Все эти сладкие мысли, позволительные семнадцатилетнему мальчишке, проносились в голове у Алёшеньки, когда он вольно сидел на алом бархатном диване, вольнодумно не вставая, хотя уже гремело в динамиках: «Славься, славься, русский царь!» В окошко виден был вокзал и поезд замедлял ход.
Сосед по купе, пожилой купец-киргиз, на Алёшу смотрел неодобрительно, цокал языком, а потом вздохнул:
— Э… молодежь… Так и нигилистами становятся.
От такого оскорбления Алёшенька покраснел будто рак, будучи пылкого нрава вскочил, но грубить старому человеку, к тому же иноверцу, постеснялся. Лишь выпалил:
— Сударь, зря вы меня причисляете к нигилистам! Что же до моего нежелания вставать — так это борьба с условностями. Если государю потребуется моя преданность…
— Горячий, — вздохнул киргиз. — Условности, милый Алёшенька, для того и служат, чтобы ограждать устои! Так канавы вдоль дорожного полотна не позволяют талым водам подмывать рельсы.
Речь его сразу выдавала человека образованного, с острым умом, возможно, что и не купца вовсе, а человека государственного.
— Простите, господин Валиханов, — Алёша опустил голову. — Я…

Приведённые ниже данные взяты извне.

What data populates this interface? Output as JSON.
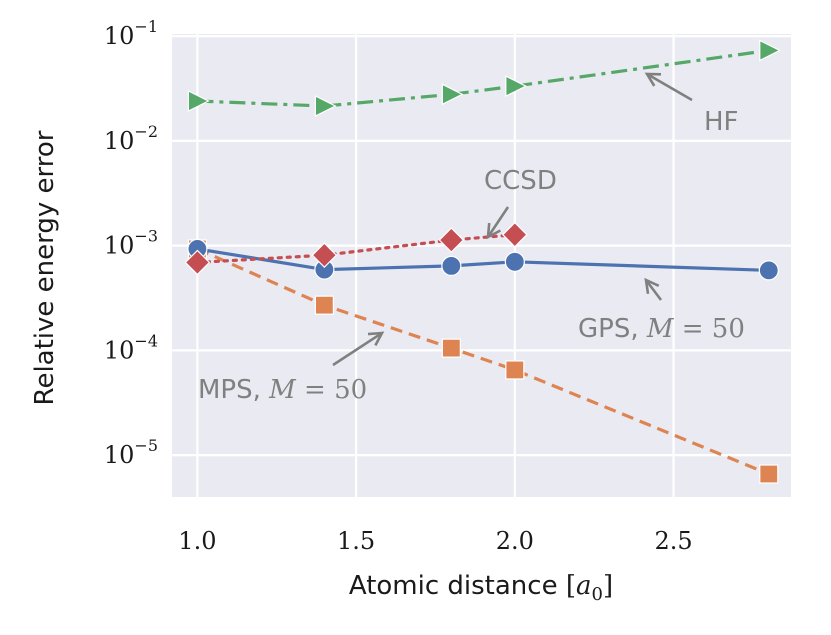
{
  "chart_data": {
    "type": "line",
    "title": "",
    "xlabel": "Atomic distance",
    "xlabel_unit_symbol": "a",
    "xlabel_unit_subscript": "0",
    "ylabel": "Relative energy error",
    "xlim": [
      0.92,
      2.87
    ],
    "ylim_log10": [
      -5.4,
      -0.98
    ],
    "yscale": "log",
    "grid": true,
    "x_ticks": [
      1.0,
      1.5,
      2.0,
      2.5
    ],
    "x_tick_labels": [
      "1.0",
      "1.5",
      "2.0",
      "2.5"
    ],
    "y_ticks_log10": [
      -1,
      -2,
      -3,
      -4,
      -5
    ],
    "y_tick_base": "10",
    "y_tick_exponents": [
      "−1",
      "−2",
      "−3",
      "−4",
      "−5"
    ],
    "series": [
      {
        "name": "GPS, M = 50",
        "color": "#4c72b0",
        "marker": "circle",
        "line": "solid",
        "x": [
          1.0,
          1.4,
          1.8,
          2.0,
          2.8
        ],
        "y": [
          0.00093,
          0.00059,
          0.00064,
          0.0007,
          0.00058
        ]
      },
      {
        "name": "MPS, M = 50",
        "color": "#dd8452",
        "marker": "square",
        "line": "dashed",
        "x": [
          1.0,
          1.4,
          1.8,
          2.0,
          2.8
        ],
        "y": [
          0.00093,
          0.00027,
          0.000105,
          6.5e-05,
          6.6e-06
        ]
      },
      {
        "name": "HF",
        "color": "#55a868",
        "marker": "triangle-right",
        "line": "dashdot",
        "x": [
          1.0,
          1.4,
          1.8,
          2.0,
          2.8
        ],
        "y": [
          0.024,
          0.0215,
          0.0278,
          0.0333,
          0.073
        ]
      },
      {
        "name": "CCSD",
        "color": "#c44e52",
        "marker": "diamond",
        "line": "dotted",
        "x": [
          1.0,
          1.4,
          1.8,
          2.0
        ],
        "y": [
          0.00069,
          0.00081,
          0.00113,
          0.00127
        ]
      }
    ],
    "annotations": [
      {
        "id": "hf",
        "text": "HF",
        "math": "",
        "rhs": ""
      },
      {
        "id": "ccsd",
        "text": "CCSD",
        "math": "",
        "rhs": ""
      },
      {
        "id": "gps",
        "text": "GPS, ",
        "math": "M",
        "rhs": " = 50"
      },
      {
        "id": "mps",
        "text": "MPS, ",
        "math": "M",
        "rhs": " = 50"
      }
    ],
    "colors": {
      "background": "#eaeaf2",
      "grid": "#ffffff",
      "annotation": "#808080"
    }
  }
}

— Всего лишь молод и горяч… — усмехнулся киргиз, похлопав его по плечу. — Собирайте вещи, юноша, поезд вот-вот встанет.
Сам Алёшенька ехал налегке. «Тулка» в потертом кожаном чехле, рюкзак — многое повидавший, сразу выдающий в юноше не хлыста, а бывалого туриста. Так что носильщиков Алёшенька звать не стал. Пробежавшись от вагона до станции подземки, нарочито поверху, чтобы вдохнуть морозца, Алёшенька в последний момент передумал и остановил такси. Водитель — человек степенный, основательный, на рюкзак и ружьишко глянул одобрительно, помог погрузить вещи в багажник «Москвички», спросил:
— Издалека возвращаетесь, барин?
Обычно к Алёшеньке прислуга обращалась «молодой барин», потому вопрос был вдвойне приятен.
— Из Санкт-Петербурга, — важно ответил он. — Охотились в Приневье на бекасов.
— Из-под легавой? — задал водитель вопрос, показавший в нем любителя охоты.
— Со спаниелем.
— Хорошее дело, — одобрил водитель. — Куда ехать, барин?
— На Тверскую, — с легкой гордостью сказал Алёшенька. Он любил эту тихую центральную улицу, где родители владели целым этажом в старом каменном особняке. — Дом Егорьевых знаешь?
— Как не знать, знаменитый доктор! — уважительно сказал водитель. И как-то уже новым взглядом посмотрел на Алёшеньку. — Неужто сынок его будете? Очень у вас славный папаша.
Была у Алёшеньки легкая надежда, что к возвращению его с охоты все домашние уже соберутся в Москве. Ан нет! Отец с матерью, как улетели две недели назад в Русскую Америку, так все никак не собрались вернуться. Грелись, видать, на теплых пляжах Калифорнии, а может путешествовали по английским колониям, среди ковбоев, трапперов и индейцев. Ну разве это развлечение для взрослых серьезных людей? Алёшенька сам в девять лет пытался в Америку убежать, чтобы жить в лесах охотой и снимать с врагов скальпы, но так то детские фантазии…
Пока горничная Танечка помогала ему снять шинель, Алёшенька вдруг как-то новыми глазами взглянул на девушку. Наняли ее родители всего полгода назад — симпатичную, разбитную воронежскую девчонку. Наняли почему-то после долгих тихих споров… жалованье положили на взгляд Алёшеньки непомерно щедрое, да еще и отрядили Танечку прислуживать в первую очередь «молодому барину». И все полгода Алёшенька этому возмущался, прислуживать себе запрещал, лишь порой гонял безропотную Таню за папиросами.
Но сейчас Алёшеньке вдруг пригрезилось, что он понимает, зачем родители наняли Танечку… и почему столько платят… и отчего велели за ним ухаживать. И от понимания этого — взрослого уже, выросшего из рассказов бывалых охотников, услышанных на привалах, из опыта первой недели самостоятельного, «взрослого» времяпрепровождения, в груди у Алёшеньки сладко защемило.
— Как же вы повзрослели, барин, — повторяла Танечка. — Как возмужали… Ах, это, наверное, так интересно, охотиться?
— А ты заходи вечерком, расскажу, — пьянея от собственной смелости, предложил Алёшенька.